Carole Lieberman edit

As a contributor to this article, you may be interested to know I have nominated it for deletion. Your comments are welcome at Wikipedia:Articles for deletion/Carole Lieberman. Robofish (talk) 01:19, 5 March 2011 (UTC)Reply

Why was my edit to Technicolor (physics) reverted? edit

You said that everything in my cited reference is wrong.

Technicolor was proposed in the late 1980s by Kenneth Lane and Estia J. Eichten two Sakurai winning physicists currently working at Fermilab.[1]

I based my sentence on the citation. Are you saying the citation is wrong? Valoem talk 14:33, 11 April 2011 (UTC)Reply

At the time I did not bother to check out the New Scientist article you cited, because I knew the information was incorrect whatever its source. Looking at the article now, I see that it does not make the claims you attribute to it. The relevant sentences appear to be: "Just over 20 years ago, Lane, along with Fermilab physicist Estia Eichten, predicted that experiments would see just such a signal. Lane and Eichten were working on a theory known as technicolour".
The important facts to note are that Eichten and Lane did not propose technicolor, they just performed calculations in this pre-existing framework, which was originally proposed in the 1970s by Weinberg and Susskind.
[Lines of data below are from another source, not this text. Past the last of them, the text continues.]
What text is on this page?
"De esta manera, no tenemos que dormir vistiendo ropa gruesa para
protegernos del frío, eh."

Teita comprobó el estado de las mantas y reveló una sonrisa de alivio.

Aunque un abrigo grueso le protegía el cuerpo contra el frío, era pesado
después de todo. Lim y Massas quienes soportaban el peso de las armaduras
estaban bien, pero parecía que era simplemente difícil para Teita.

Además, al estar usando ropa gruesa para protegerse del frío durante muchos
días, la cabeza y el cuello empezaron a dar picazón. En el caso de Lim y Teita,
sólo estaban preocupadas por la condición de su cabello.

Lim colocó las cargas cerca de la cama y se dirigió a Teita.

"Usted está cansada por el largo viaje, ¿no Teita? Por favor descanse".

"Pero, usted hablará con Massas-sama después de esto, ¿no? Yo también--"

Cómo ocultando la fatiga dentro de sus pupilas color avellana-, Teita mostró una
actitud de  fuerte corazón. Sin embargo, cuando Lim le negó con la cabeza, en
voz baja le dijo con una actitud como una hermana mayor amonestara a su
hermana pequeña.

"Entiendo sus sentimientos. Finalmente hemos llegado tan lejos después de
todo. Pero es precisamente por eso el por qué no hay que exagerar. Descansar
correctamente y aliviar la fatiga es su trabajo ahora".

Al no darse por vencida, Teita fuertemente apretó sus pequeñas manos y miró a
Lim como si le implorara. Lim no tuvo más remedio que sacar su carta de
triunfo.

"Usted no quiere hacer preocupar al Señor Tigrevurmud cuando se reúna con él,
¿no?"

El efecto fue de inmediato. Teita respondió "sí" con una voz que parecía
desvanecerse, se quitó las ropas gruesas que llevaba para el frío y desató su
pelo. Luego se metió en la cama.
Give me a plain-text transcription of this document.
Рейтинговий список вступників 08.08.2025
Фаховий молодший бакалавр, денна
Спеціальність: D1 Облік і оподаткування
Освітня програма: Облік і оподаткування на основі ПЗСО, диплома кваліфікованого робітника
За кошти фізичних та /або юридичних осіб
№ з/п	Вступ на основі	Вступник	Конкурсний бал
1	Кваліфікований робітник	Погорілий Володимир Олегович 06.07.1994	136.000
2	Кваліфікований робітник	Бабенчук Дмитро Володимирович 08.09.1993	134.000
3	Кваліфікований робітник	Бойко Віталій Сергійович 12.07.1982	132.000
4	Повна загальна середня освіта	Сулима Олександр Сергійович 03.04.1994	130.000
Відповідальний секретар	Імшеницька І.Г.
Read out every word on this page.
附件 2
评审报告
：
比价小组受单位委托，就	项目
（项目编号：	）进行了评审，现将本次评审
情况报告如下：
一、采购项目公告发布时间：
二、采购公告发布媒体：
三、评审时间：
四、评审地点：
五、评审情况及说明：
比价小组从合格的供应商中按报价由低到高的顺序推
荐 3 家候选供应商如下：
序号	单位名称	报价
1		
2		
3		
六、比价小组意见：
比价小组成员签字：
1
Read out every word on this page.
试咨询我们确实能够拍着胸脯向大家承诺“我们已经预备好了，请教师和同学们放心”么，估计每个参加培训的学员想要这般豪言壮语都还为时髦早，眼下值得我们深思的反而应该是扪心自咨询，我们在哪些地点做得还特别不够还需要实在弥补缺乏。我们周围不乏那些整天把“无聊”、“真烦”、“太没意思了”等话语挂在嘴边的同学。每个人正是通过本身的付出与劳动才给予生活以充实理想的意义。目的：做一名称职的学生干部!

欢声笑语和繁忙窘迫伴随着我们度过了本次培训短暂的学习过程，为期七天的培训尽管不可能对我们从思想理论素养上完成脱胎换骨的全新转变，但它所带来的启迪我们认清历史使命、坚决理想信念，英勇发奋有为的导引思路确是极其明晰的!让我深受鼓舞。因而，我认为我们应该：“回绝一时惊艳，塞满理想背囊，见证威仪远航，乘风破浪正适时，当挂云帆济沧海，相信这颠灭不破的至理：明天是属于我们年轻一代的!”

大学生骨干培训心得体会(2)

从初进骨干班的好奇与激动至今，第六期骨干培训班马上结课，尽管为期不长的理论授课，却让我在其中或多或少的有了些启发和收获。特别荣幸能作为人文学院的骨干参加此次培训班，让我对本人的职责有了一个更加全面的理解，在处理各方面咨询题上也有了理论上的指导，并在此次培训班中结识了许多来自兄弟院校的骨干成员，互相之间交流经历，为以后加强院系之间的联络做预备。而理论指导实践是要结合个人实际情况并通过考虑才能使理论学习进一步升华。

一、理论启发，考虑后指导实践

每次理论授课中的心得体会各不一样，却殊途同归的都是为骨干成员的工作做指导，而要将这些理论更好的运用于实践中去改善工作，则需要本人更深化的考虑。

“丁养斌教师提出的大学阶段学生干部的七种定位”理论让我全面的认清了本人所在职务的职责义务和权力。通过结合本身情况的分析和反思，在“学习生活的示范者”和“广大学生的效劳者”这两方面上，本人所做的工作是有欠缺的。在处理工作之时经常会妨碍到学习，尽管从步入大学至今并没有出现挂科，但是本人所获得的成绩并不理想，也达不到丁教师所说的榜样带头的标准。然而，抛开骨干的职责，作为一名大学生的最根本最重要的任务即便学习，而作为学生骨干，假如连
Moreover, only Eichten works at Fermilab. Ken is a professor at Boston University with an office four doors down from my own (which New Scientist notes three paragraphs above the sentence I just quoted). While they did receive the Sakurai prize this year (I did say almost every claim was wrong), that was for different work than their research into technicolor, so shouldn't be mentioned in the technicolor article to avoid misleading implications.
Lots of information about the history and development of technicolor is already in the Wikipedia article (with much more reliable citations), so I suggest you read it before making further improvements. And when in doubt, assume that the popular press is wrong (as is usually the case). Cheers, David Schaich Talk/Cont 23:03, 11 April 2011 (UTC)Reply
Interesting read, is there anyway we can add a history section to the article? I think the information is fairly important to Technicolor. Valoem talk 13:48, 12 April 2011 (UTC)Reply
Well, as I said, the history is already in the article, and sections 2--6 are primarily organized chronologically. The details of the "low-scale technicolor" model that Eichten and Lane started working on in 1989 are mainly given in subsection 7.2 on hadron collider phenomenology, which is probably appropriate since it is a fairly specific realization of the more general technicolor approach. (It is this lack of generality that allows them to make more specific predictions for signals like that recently reported by CDF.) Cheers, David Schaich Talk/Cont 00:47, 13 April 2011 (UTC)Reply

Category:Democratic socialist and social democratic parties and organizations in the United States edit

Hi David,

This strikes me as an unnecessarily overlong Category name. "Democratic Socialist" and "Social Democratic" are two ways of expressing the same concept, I believe, the latter being the historic term and the former being a self-description of some roughly from WWII forward made to distinguish Socialists from Communists in appeals made to a larger public. Ergo, in my opinion, this should be "Social democratic parties and organizations in the United States." Your thoughts?

best regards,

Tim Davenport ////// Corvallis, OR ////// MutantPop@aol.com ////// Carrite (talk) 16:37, 22 November 2011 (UTC)Reply

Hi Tim,
My inclination would be to leave it as it is. I don't think length is a problem, and I think both terms are worth including due to the different ways in which different people interpret them. For example, I know of several people in the SP who would spit blood if they were to be called social democrats, because they consider the term roughly synonymous to neoconservatism. Over the years, I recall long and pointless wrangling on several articles' talk pages over whether given organizations are social democratic/democratic socialist/both/other/etc. Those debates taught me personally not to care too much about terminology, but I think that in the context of Wikipedia, retaining the current category name provides broader consensus over the scope of the category and the articles it includes.
$0.02,
David Schaich Talk/Cont 17:13, 22 November 2011 (UTC)Reply
  1. ^ Amanda Gefter (2011-04-07). "Mystery signal at Fermilab hints at 'technicolour' force". New Scientist.